Vaccinia vaccination is now principally of historical interest. However, since the vast majority of humans have been vaccinated in early childhood until about 1975 this is still to be considered in all studies investigating a possible protective effect against malignancies. The case of BCG and possibly of the newer mycobacterial vaccines undergoing evaluation is different. BCG in newborns is still in use in many tropical countries and newer non-replicating vaccines might find a use in adults. Therefore it is highly desirable that all future studies on risk factors for melanoma and other malignancies should investigate in parallel the status of vaccination with BCG, vaccinia and yellow fever.

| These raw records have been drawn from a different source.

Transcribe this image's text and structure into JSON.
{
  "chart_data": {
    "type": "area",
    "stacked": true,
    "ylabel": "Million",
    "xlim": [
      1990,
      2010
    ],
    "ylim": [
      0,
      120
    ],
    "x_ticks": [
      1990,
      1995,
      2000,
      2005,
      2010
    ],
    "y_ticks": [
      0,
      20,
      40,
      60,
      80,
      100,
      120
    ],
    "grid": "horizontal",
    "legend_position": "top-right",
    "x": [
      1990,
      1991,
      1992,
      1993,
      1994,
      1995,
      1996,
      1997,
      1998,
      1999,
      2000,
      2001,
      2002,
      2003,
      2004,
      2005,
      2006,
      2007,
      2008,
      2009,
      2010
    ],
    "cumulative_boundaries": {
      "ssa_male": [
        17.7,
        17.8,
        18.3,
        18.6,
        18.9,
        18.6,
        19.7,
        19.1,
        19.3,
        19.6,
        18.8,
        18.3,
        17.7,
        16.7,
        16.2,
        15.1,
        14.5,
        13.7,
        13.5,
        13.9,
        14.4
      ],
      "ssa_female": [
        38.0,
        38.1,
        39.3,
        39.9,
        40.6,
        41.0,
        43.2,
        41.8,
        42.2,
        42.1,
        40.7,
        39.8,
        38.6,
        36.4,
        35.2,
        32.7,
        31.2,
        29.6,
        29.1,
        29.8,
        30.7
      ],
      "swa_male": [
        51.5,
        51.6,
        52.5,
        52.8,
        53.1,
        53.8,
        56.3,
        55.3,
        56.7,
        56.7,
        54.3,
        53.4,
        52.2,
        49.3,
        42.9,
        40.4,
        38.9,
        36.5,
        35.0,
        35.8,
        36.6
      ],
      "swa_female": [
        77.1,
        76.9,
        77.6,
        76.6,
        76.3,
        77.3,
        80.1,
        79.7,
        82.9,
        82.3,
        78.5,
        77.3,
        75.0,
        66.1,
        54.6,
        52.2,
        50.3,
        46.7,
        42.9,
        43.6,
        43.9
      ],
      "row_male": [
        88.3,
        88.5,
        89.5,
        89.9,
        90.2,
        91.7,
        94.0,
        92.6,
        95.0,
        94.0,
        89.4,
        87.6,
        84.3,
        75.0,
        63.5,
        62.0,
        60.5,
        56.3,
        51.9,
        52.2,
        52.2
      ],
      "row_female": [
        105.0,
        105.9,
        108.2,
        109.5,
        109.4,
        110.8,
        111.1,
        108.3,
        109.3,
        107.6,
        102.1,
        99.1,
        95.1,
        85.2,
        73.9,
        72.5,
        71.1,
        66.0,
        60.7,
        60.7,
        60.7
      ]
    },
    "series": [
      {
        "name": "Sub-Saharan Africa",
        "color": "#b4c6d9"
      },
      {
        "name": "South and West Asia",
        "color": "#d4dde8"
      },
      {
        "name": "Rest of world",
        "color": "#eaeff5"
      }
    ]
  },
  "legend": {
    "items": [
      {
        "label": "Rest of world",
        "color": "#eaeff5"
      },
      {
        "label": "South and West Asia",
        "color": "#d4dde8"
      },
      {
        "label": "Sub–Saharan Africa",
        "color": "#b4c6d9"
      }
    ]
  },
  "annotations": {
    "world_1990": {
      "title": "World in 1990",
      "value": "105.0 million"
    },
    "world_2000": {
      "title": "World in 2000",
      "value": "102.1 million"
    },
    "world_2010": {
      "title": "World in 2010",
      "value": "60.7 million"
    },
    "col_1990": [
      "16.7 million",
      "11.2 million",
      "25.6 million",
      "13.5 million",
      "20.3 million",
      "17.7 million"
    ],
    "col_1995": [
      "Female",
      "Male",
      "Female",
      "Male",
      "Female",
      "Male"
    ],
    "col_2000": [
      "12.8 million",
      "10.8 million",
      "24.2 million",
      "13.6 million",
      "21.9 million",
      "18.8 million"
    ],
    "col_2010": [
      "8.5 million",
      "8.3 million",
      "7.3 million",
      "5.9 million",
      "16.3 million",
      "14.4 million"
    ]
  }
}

The observation that BCG (and, historically, vaccinia) vaccination early in life improved the prognosis of patients after surgical therapy of melanoma is of practical importance as the prognosis of inoperable melanoma is poor. Further studies are required to determine whether BCG vaccination has a similar beneficial effect in other forms of cancer. We therefore open the debate as to whether extensive controlled vaccination studies should be undertaken in patients and/or regions for whom/where they are needed most urgently.

Summary

The journey from Saint Peregrine’s ‘miraculous’ cure to contemporary vaccination strategies for the prevention or cure of malignant disease has been a long one and, unfortunately, it is supported so far mostly by observational studies as reviewed above rather than by mechanistic ones. Nevertheless, the more recent studies including those by the FEBIM group suggest that measures for prevention of some malignancies such as melanoma and some forms of leukaemia are already at hand: BCG vaccination of new-borns and (for melanoma) YFV of adults. We concede that the evidence of their benefit for prevention of malignancies needs to be strengthened by further studies and, as some other cancers also express HERV-K epitopes [84, 89, 90, 111, 115], these could likewise be the subjects of further studies. Such studies could well pave the way to the development of recombinant vaccines with improved and extended properties and these might well be based on YFV, mycobacterial and/or vaccinia vaccines.

Authors’ information

BK, PhD, MD, worked for more than 7 years in the field of biomolecular chemistry and for 22 years in the field of virology. His recent interests include the role of endogenous retroviruses in carcinogenesis. KFK, MD, was engaged in the therapy of advanced melanoma, he was a pioneer in Germany in conducting campaigns for the public awareness of early recognition of melanoma and he led the FEBIM study on the impact of infections and vaccinations on the subsequent risk of melanoma. JMG, MD, MSc, has for many years worked extensively on the microbiology and immunology of chronic infection, especially tuberculosis and, since 1995, on the immunology and immunotherapy of cancer.